A tentativa de travar o projeto com o argumento de que “não se enquadra” ou porque “não-se-quer-tanta-gente-a-viver-ao-meu-lado” é um abuso do conceito de participação cívica. O planeamento urbano não pode ser transformado numa arena de opiniões, sob pena de ficarmos reféns do gosto momentâneo de alguns, em detrimento da importantíssima segurança jurídica e da confiança no investimento.

Se os cidadãos discordavam do modelo urbanístico aprovado, deveriam ter-se mobilizado na altura certa: durante a elaboração do plano e no período legal de discussão pública. Esse momento já aconteceu. Hoje, colocar em causa um projeto que cumpre integralmente o quadro normativo, não é participação democrática – é bloqueio.

Mas importa pegar no tema dos edifícios em altura e na tal inserção na cidade. Exemplos internacionais mostram que a convivência entre a cidade densa e a dispersa é, não só possível, como enriquecedora. Londres, por exemplo, tem imensos edifícios com mais, muito mais, de 25 pisos, erguidos lado a lado com bairros tradicionais. A diversidade criativa não destruiu a identidade da cidade – pelo contrário, reforçou-a, permitindo que tradição e economia coexistam. A contrario, veja-se o exemplo do que é um bairro de moradias unifamiliares extenso, do ponto de vista da vivência da cidade. Vive-se e dorme-se muito bem naquelas magníficas moradias, mas experimente-se ir lá tomar um café, comprar um jornal, ver umas montras. Serão centenas de metros de ruas e passeios sem nenhum equipamento, sem nada para fazer, sem convívio, enfim, a vida está confinada às moradias. O que falta é a diversidade arquitetónica, é a densidade dos edifícios de habitação coletiva e o espaço público usufruível que os edifícios em altura permitem.
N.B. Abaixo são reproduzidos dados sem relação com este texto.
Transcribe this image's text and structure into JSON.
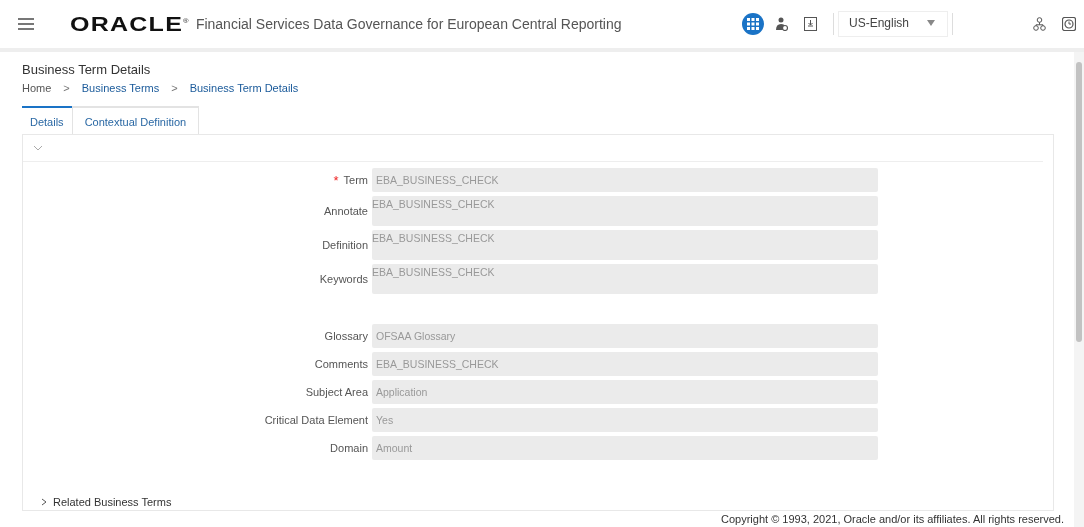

Outro argumento usado, desta vez contra a densidade construtiva da Avenida Nun’Álvares é o inevitável aumento populacional da zona e a falta de infraestruturas para lhe dar resposta. Argumento errado, contudo. Primeiro porque os edifícios trazem consigo uma Avenida, isto é, mais uma artéria no organismo da cidade para facilitar deslocações de carro, bicicleta, a pé ou de transporte público, depois porque a edificação em altura permite que estejam previstos mais de 50 000 m2 de espaços verdes públicos e, finalmente, porque é esta população que lá irá viver que vai suscitar o aparecimento de novos equipamentos e comércio. Sempre assim foi, nas cidades.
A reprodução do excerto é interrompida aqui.